Schon der erste Titel "Meet Me There" bietet einen guten Vorgeschmack auf die Vielzahl ihrer musikalischen Fähigkeiten. Mal hört man aus ihrer Stimme die Verletzlichkeit einer 18-Jährigen, die sie noch ist, mal klingt sie, als hätte sie bereits das gesamte Elend der Welt gesehen, und müsste es nun aus sich herausschreien. Nicht anders geht es im nächsten Stück "I Am Always Coming Home". Genremäßig ist es ebenfalls wieder zwischen Punk , Folk und Americana einzuordnen, wobei ihre Musik mich stark an aufstrebende, ebenso junge englische Folk-Musiker wie Johny Flynn oder Laura Marling erinnert.
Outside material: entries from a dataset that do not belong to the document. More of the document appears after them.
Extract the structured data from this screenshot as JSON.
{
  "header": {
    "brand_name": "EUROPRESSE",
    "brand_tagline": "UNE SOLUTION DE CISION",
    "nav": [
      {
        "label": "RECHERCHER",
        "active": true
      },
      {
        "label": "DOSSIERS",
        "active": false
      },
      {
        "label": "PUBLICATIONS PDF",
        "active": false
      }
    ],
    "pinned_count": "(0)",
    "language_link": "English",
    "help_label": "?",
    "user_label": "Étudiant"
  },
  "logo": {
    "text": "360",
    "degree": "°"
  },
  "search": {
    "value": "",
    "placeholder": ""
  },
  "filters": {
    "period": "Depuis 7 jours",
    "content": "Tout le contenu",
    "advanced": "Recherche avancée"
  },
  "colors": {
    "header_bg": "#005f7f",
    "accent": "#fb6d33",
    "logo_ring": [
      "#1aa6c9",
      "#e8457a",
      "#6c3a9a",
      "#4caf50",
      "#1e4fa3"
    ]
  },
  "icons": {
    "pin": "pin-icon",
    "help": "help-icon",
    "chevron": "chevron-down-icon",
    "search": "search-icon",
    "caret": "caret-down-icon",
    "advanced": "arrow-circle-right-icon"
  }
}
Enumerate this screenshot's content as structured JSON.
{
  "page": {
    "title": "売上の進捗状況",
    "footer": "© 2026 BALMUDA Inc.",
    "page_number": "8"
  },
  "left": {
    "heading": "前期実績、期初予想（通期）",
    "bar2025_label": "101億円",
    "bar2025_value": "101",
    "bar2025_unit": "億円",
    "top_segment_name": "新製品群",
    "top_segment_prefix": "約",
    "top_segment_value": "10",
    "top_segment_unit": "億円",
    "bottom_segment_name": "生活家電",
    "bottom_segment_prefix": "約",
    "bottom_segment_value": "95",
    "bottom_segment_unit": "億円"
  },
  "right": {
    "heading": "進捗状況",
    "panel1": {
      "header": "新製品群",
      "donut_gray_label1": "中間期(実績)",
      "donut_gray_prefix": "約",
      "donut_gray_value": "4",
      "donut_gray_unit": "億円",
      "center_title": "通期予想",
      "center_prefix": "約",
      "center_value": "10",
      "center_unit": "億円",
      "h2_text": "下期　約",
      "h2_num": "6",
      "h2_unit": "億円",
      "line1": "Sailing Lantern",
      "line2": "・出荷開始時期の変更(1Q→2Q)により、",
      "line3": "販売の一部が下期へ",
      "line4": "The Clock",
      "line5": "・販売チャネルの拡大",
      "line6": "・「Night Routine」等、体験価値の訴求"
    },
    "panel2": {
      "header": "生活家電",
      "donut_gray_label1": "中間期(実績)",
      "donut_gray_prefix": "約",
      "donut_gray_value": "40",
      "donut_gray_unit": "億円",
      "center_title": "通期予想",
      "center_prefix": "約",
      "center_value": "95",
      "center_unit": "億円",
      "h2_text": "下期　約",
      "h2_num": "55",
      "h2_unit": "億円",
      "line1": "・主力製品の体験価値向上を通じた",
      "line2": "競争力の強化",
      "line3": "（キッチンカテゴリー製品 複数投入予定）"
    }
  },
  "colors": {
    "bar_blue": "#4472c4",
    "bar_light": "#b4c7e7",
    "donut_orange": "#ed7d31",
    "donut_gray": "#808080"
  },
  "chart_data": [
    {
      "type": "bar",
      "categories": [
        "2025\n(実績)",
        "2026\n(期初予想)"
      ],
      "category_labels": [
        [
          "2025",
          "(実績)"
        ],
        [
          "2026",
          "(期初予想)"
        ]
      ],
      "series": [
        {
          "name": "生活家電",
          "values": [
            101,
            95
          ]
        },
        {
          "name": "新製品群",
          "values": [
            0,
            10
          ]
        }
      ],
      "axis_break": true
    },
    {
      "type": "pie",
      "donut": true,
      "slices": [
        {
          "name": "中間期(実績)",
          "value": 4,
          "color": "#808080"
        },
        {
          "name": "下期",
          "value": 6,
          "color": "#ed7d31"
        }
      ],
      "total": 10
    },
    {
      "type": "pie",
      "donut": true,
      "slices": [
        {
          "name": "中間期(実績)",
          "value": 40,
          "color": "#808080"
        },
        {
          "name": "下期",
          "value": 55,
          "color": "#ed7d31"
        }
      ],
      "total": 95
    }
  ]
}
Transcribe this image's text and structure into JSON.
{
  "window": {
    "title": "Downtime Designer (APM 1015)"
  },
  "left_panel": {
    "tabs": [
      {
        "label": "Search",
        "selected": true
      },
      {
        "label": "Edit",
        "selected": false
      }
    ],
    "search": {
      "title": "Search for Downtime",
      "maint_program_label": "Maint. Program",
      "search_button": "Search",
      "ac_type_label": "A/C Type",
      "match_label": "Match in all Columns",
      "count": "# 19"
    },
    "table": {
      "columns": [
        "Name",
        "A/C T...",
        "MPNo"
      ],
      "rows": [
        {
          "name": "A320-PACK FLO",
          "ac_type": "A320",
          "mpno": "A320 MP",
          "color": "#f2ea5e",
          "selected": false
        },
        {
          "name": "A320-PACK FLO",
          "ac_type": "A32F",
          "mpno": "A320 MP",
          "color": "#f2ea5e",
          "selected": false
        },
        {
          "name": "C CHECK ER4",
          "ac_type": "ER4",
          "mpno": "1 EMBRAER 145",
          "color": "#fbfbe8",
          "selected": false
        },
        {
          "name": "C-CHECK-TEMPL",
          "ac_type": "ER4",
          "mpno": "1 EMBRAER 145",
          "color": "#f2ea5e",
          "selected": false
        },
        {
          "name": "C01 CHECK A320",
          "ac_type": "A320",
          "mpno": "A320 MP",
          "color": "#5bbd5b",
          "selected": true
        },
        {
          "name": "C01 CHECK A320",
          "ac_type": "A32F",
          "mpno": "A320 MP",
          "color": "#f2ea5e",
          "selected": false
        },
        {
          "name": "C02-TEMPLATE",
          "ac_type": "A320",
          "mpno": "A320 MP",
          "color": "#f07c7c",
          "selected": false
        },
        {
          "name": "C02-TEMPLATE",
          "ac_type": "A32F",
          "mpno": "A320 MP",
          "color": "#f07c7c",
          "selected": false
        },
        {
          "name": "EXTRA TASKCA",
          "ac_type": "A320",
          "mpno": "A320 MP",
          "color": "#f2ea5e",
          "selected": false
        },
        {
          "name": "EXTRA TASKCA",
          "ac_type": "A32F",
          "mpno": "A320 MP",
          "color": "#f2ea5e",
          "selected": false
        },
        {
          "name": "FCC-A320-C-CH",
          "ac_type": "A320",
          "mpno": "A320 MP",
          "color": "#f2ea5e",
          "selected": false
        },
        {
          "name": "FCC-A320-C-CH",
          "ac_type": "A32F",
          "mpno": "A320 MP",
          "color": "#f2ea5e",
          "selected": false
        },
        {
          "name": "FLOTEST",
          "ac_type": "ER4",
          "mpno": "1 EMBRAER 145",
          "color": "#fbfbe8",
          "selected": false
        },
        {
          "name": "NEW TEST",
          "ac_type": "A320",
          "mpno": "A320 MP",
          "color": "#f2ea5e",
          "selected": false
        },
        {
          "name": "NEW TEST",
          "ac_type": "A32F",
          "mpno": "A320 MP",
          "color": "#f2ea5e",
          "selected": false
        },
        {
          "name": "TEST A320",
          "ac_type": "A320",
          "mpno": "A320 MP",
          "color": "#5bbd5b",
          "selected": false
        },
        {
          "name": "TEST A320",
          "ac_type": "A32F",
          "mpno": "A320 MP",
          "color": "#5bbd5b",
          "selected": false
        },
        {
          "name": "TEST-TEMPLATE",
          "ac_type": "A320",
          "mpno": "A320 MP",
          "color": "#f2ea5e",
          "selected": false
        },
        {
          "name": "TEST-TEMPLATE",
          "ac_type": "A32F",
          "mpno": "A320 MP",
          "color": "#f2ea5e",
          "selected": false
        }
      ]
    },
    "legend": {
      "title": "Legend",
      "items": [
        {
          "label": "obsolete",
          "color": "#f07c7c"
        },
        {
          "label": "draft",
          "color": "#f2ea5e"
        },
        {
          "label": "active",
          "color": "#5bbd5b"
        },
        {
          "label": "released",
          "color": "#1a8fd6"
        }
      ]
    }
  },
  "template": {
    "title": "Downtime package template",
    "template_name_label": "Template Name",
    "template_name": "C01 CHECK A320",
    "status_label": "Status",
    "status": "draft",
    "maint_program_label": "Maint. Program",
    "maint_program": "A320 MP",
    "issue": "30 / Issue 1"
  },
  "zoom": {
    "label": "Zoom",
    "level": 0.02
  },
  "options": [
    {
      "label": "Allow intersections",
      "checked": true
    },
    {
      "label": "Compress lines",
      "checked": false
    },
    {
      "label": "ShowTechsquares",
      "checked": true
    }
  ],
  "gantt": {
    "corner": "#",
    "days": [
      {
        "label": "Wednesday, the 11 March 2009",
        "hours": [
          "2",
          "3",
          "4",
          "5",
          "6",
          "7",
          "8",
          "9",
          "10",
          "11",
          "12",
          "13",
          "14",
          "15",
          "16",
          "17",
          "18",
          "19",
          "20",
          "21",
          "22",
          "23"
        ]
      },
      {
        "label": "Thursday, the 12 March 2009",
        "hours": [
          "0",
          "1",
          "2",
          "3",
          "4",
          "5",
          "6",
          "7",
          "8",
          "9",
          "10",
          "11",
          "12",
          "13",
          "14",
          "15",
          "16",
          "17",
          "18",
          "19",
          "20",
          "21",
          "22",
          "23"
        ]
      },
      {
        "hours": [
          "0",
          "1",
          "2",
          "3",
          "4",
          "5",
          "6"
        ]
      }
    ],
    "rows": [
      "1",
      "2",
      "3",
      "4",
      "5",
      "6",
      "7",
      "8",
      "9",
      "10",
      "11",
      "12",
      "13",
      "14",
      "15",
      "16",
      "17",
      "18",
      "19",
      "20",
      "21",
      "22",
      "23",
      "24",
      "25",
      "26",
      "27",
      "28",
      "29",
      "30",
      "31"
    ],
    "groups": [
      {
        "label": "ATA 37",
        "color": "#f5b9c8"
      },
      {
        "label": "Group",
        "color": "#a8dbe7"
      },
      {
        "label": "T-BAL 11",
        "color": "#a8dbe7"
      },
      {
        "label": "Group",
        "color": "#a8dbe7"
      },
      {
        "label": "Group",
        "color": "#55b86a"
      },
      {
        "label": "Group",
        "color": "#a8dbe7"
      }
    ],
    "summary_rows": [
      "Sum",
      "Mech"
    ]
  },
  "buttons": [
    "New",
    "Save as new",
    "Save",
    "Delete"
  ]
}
Der dritte Titel auf dem Album "Bury Me" beginnt mit einem melancholisch stimmendem gepfiffenem Solo. Im Gegensatz zu den vorigen Stücken kommt "Bury Me" sehr ruhig und fast gediegen daher, was aber Sofias Stimme gut zu Geltung kommen lässt, während sie darüber singt, dass sie gerne sterben möchte.

Eine viel positivere Botschaft lässt der darauf folgende Track "We Will Do Great Things" verlautbaren. "I'm glad that we were born", dem Fazit, zu dem Sofia Albam im Song kommt kann man beim Hören nur zustimmen. Es wäre schade, solche Musik verpasst zu haben.

Klar, dass man sich danach besser fühlt - mit "Feel Better" ist der nächste Track also passend benannt. Das gute Gefühl wird natürlich im darauf folgenden Stück "Cut The Thread" nicht zerstört, aber eine Prise Melancholie kommt dann doch wieder dazu.

Den wunderschönen Abschluss des Albums bildet dann "What It Is". Für mich ist das das beste Stück des Albums, Akkordeon und Banjo bilden die perfekte Begleitung für Sofia Albams raue und gleichzeitig klangvolle Stimme.

Das ganze Album schafft es, eine Lagerfeuerstimmung aufzubauen, und ist mit seinem Folk-Punk-Undefinierbar-Stil jedem Fan von Laura Marling, Peggy Sue oder Johnny Flynn (ja, ich muss die Ähnlichkeit nochmal betonen) zu empfehlen.